Humbled… by mother nature; but also the tenacity of my fellow racers.
Grateful… for the opportunity to learn new things, meet new people, and expand the family of racers.
Do hard things.
The greatest things in life are things that you work for. Beat up with a broke bike sucks, but when you find yourself in that position on the far side of the finish line, the sacrifice is worth the effort. It’s a lot more comfortable on the couch watching Netflix on a rainy day, but the experience gained by doing things previously thought impossible is invaluable. The price paid to learn new skills typically means you won’t be replacing those parts next go-round. On the flip side, that means you can raise the stakes, and again, the reward. For most folks, this is a long way from their definition of fun. Even if slogging it out in the rain in the Kentucky Clay isn’t your cup of tea, I still suggest you push the envelope on what you believe is possible. On or off the motorcycle. Remove “can’t” from your vocabulary. At a minimum, force “can’t” into a shotgun wedding with a semicolon. “I can’t do this; YET.”
Looking at the forecast on Monday, it wasn’t looking good. I was dreading another “mudder” in the bluegrass, especially on a two-stroke machine more prone to wheel spin than her docile stablemate. Saturday night the forecast held a glimmer of hope; hope that storms would pass by Clay City. Saturday has dumped a lot of rain already, and there was no such luck Sunday morning. If you’ve not heard me say this elsewhere, I hate being wet. Sliding around the trail with loaded tires and a wet crotch is an insult to injury. Despite wanting to stay home, a little voice in my head said this was “good training weather” and “an opportunity to succeed.” A little peer pressure didn’t hurt either. My buddy Bill decided he was going to give racing a go. Despite knowing the weather the same as I, he wasn’t backing out.
Placing tear-offs on my goggles, I knew it was going to be bad. What I imagined didn’t remotely prepare me for what lied ahead. Sliding backward back down one of the first hills… I rapidly realized the quagmire I got my buddy into…
KXCR Round 2: “The Holler” was an 8-mile course laid out through the Appalachian foothills in Clay City, Kentucky. The course was spectacular. I can only imagine how fast and yet challenging it would have been if remotely dry (we may see this fall). Stuck in traffic on the hillside of an epic climb, I realized I needed to get out of gridlock fast before it got worse.

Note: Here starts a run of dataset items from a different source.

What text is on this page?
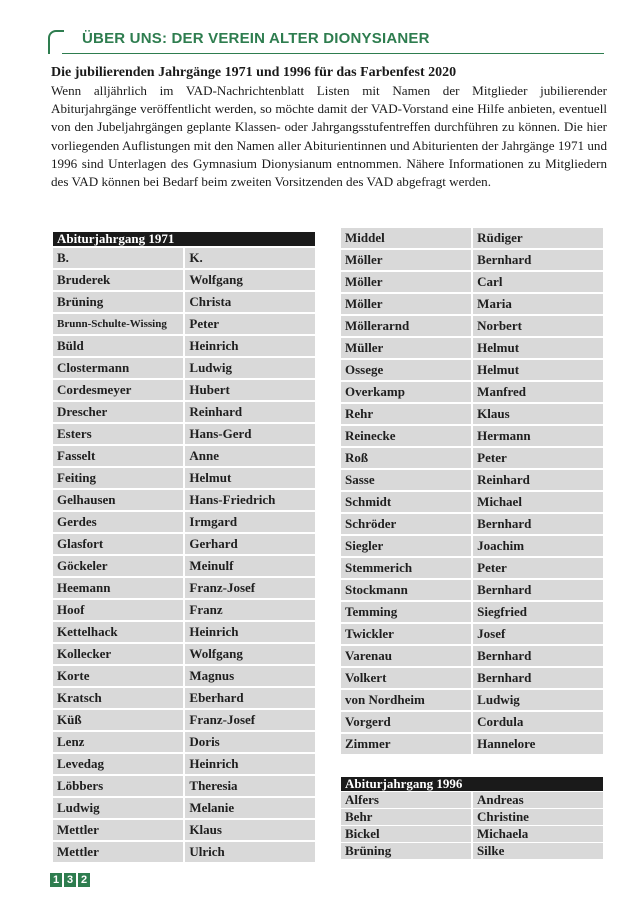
ÜBER UNS: DER VEREIN ALTER DIONYSIANER
Die jubilierenden Jahrgänge 1971 und 1996 für das Farbenfest 2020

Wenn alljährlich im VAD-Nachrichtenblatt Listen mit Namen der Mitglieder jubilierender Abiturjahrgänge veröffentlicht werden, so möchte damit der VAD-Vorstand eine Hilfe anbieten, eventuell von den Jubeljahrgängen geplante Klassen- oder Jahrgangsstufentreffen durchführen zu können. Die hier vorliegenden Auflistungen mit den Namen aller Abiturientinnen und Abiturienten der Jahrgänge 1971 und 1996 sind Unterlagen des Gymnasium Dionysianum entnommen. Nähere Informationen zu Mitgliedern des VAD können bei Bedarf beim zweiten Vorsitzenden des VAD abgefragt werden.

Abiturjahrgang 1971	
B.	K.
Bruderek	Wolfgang
Brüning	Christa
Brunn-Schulte-Wissing	Peter
Büld	Heinrich
Clostermann	Ludwig
Cordesmeyer	Hubert
Drescher	Reinhard
Esters	Hans-Gerd
Fasselt	Anne
Feiting	Helmut
Gelhausen	Hans-Friedrich
Gerdes	Irmgard
Glasfort	Gerhard
Göckeler	Meinulf
Heemann	Franz-Josef
Hoof	Franz
Kettelhack	Heinrich
Kollecker	Wolfgang
Korte	Magnus
Kratsch	Eberhard
Küß	Franz-Josef
Lenz	Doris
Levedag	Heinrich
Löbbers	Theresia
Ludwig	Melanie
Mettler	Klaus
Mettler	Ulrich
Middel	Rüdiger
Möller	Bernhard
Möller	Carl
Möller	Maria
Möllerarnd	Norbert
Müller	Helmut
Ossege	Helmut
Overkamp	Manfred
Rehr	Klaus
Reinecke	Hermann
Roß	Peter
Sasse	Reinhard
Schmidt	Michael
Schröder	Bernhard
Siegler	Joachim
Stemmerich	Peter
Stockmann	Bernhard
Temming	Siegfried
Twickler	Josef
Varenau	Bernhard
Volkert	Bernhard
von Nordheim	Ludwig
Vorgerd	Cordula
Zimmer	Hannelore
Abiturjahrgang 1996	
Alfers	Andreas
Behr	Christine
Bickel	Michaela
Brüning	Silke
1 3 2
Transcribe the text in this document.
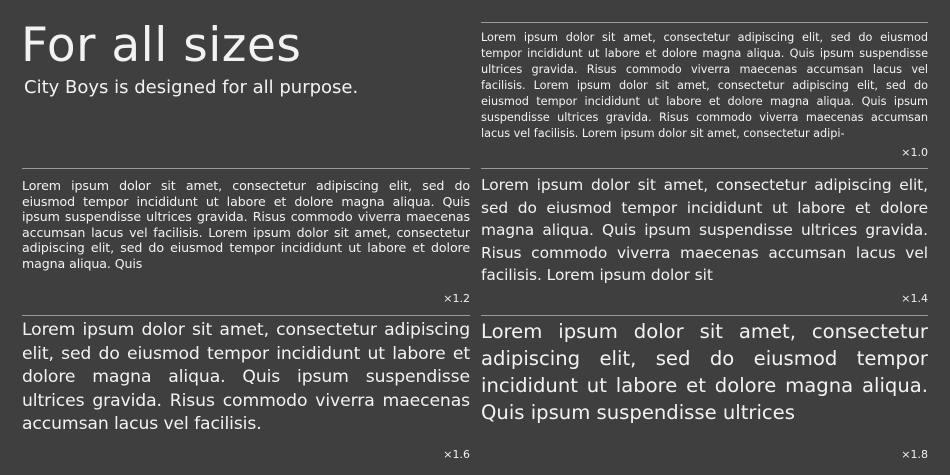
For all sizes
City Boys is designed for all purpose.

Lorem ipsum dolor sit amet, consectetur adipiscing elit, sed do eiusmod tempor incididunt ut labore et dolore magna aliqua. Quis ipsum suspendisse ultrices gravida. Risus commodo viverra maecenas accumsan lacus vel facilisis. Lorem ipsum dolor sit amet, consectetur adipiscing elit, sed do eiusmod tempor incididunt ut labore et dolore magna aliqua. Quis ipsum suspendisse ultrices gravida. Risus commodo viverra maecenas accumsan lacus vel facilisis. Lorem ipsum dolor sit amet, consectetur adipi-

×1.0

Lorem ipsum dolor sit amet, consectetur adipiscing elit, sed do eiusmod tempor incididunt ut labore et dolore magna aliqua. Quis ipsum suspendisse ultrices gravida. Risus commodo viverra maecenas accumsan lacus vel facilisis. Lorem ipsum dolor sit amet, consectetur adipiscing elit, sed do eiusmod tempor incididunt ut labore et dolore magna aliqua. Quis

×1.2

Lorem ipsum dolor sit amet, consectetur adipiscing elit, sed do eiusmod tempor incididunt ut labore et dolore magna aliqua. Quis ipsum suspendisse ultrices gravida. Risus commodo viverra maecenas accumsan lacus vel facilisis. Lorem ipsum dolor sit

×1.4

Lorem ipsum dolor sit amet, consectetur adipiscing elit, sed do eiusmod tempor incididunt ut labore et dolore magna aliqua. Quis ipsum suspendisse ultrices gravida. Risus commodo viverra maecenas accumsan lacus vel facilisis.

×1.6

Lorem ipsum dolor sit amet, consectetur adipiscing elit, sed do eiusmod tempor incididunt ut labore et dolore magna aliqua. Quis ipsum suspendisse ultrices

×1.8
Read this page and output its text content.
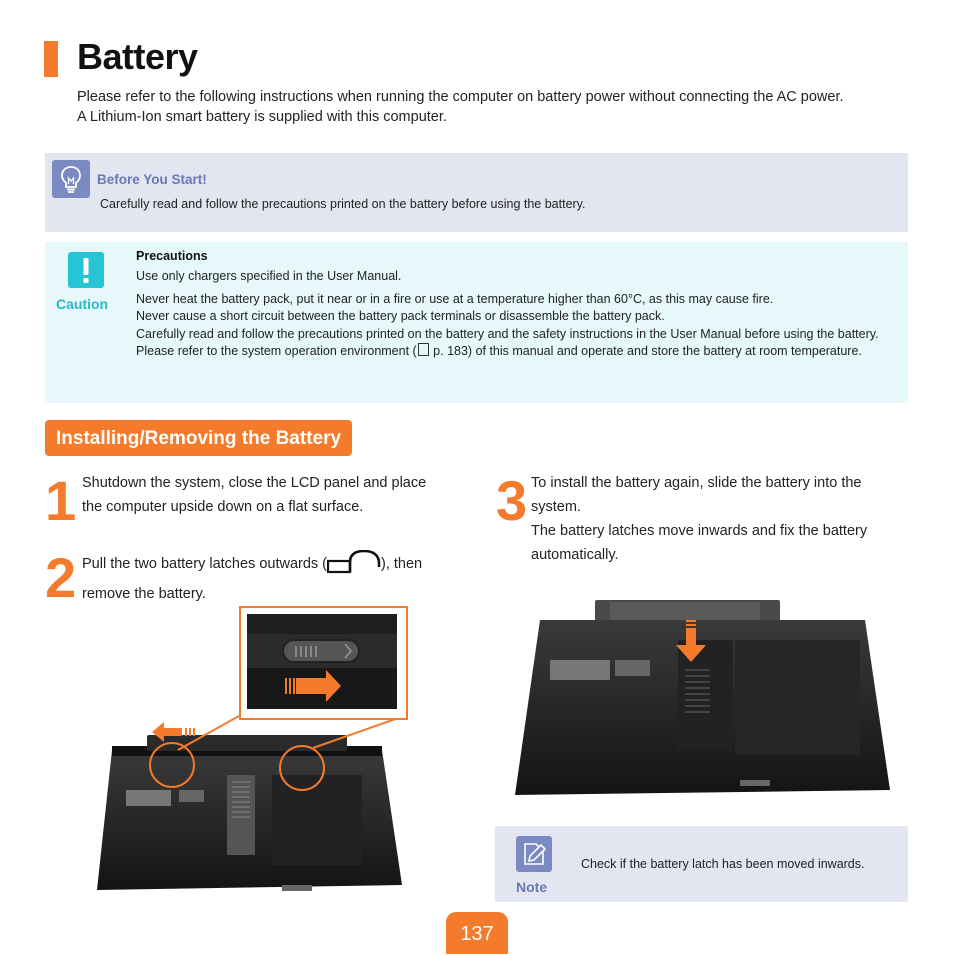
Battery

Please refer to the following instructions when running the computer on battery power without connecting the AC power.

A Lithium-Ion smart battery is supplied with this computer.

Before You Start!
Carefully read and follow the precautions printed on the battery before using the battery.
Caution
Precautions

Use only chargers specified in the User Manual.

Never heat the battery pack, put it near or in a fire or use at a temperature higher than 60°C, as this may cause fire.

Never cause a short circuit between the battery pack terminals or disassemble the battery pack.

Carefully read and follow the precautions printed on the battery and the safety instructions in the User Manual before using the battery.

Please refer to the system operation environment ( p. 183) of this manual and operate and store the battery at room temperature.

Installing/Removing the Battery
1 Shutdown the system, close the LCD panel and place the computer upside down on a flat surface.

2 Pull the two battery latches outwards (	), then remove the battery.

3 To install the battery again, slide the battery into the system.

The battery latches move inwards and fix the battery automatically.

Note
Check if the battery latch has been moved inwards.
137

I push the engine too hard and didn’t go fast enough to keep the Husky cool so it overheated. To my shock, I was only passed by one rider while I caught my breath at the top of the hill. I picked Ellinor out of the clay at least twice on the way up that hill; at which point I told myself the goal was simply to finish. I managed to get some pretty decent footage of the race, but there’s no doubt a lot was lost to mud covering the lens. That lost footage included 3 failed attempts on a hill climb around mile 6. The camera died with a clean lens right before my successful run.
I crossed the finish line with 7 minutes to spare; enough time that I was actually permitted to do a second lap. I thought about it for a moment and realized I barely made it up two of the climbs, especially that last doozy. Wasted, I took my single lap as a “win”, assuming it would mean being towed back to camp if I tried to struggle on. 141 racers lined up in their rows for the start. 76 crossed the finish line. I finished 6th in my class (Vet C 30+). I’m pretty confident there were at least 20 people in my row. I grabbed a sandwich and went back to the finish line to wait for my buddy Bill. Suspecting I may have oversold the whole “racing experience”, I was concerned about how he was managing. His first motorcycle race ever, he also finished 6th his class; with so many DNFs, that also meant he beat half the field (and everyone that stayed home). I don’t know if I’ll manage to drag him back to another race, but I know I’m really proud of my friend; it was a test of my mental fortitude, I can only imagine staring down those conditions as a first-time racer. A true testament to his ability and resolve.
The Husky still needs some tuning. I’m messing around with the suspension to get things where I like them. I’d say a set of radiator braces and probably a fan are in order if I’m going to keep up this mudder madness. I made a joke with the racer organizers that I’m probably going to wear a Hawaiian shirt to the first race that’s not a mudfest, just to celebrate. We all laughed… I hope my bluff gets called. Despite the savage conditions, it was worth every minute. I was punished and totally tapped multiple times. Crossing the finish line never felt so sweet. A couple weeks from now we’ll be lining up again. I can’t wait.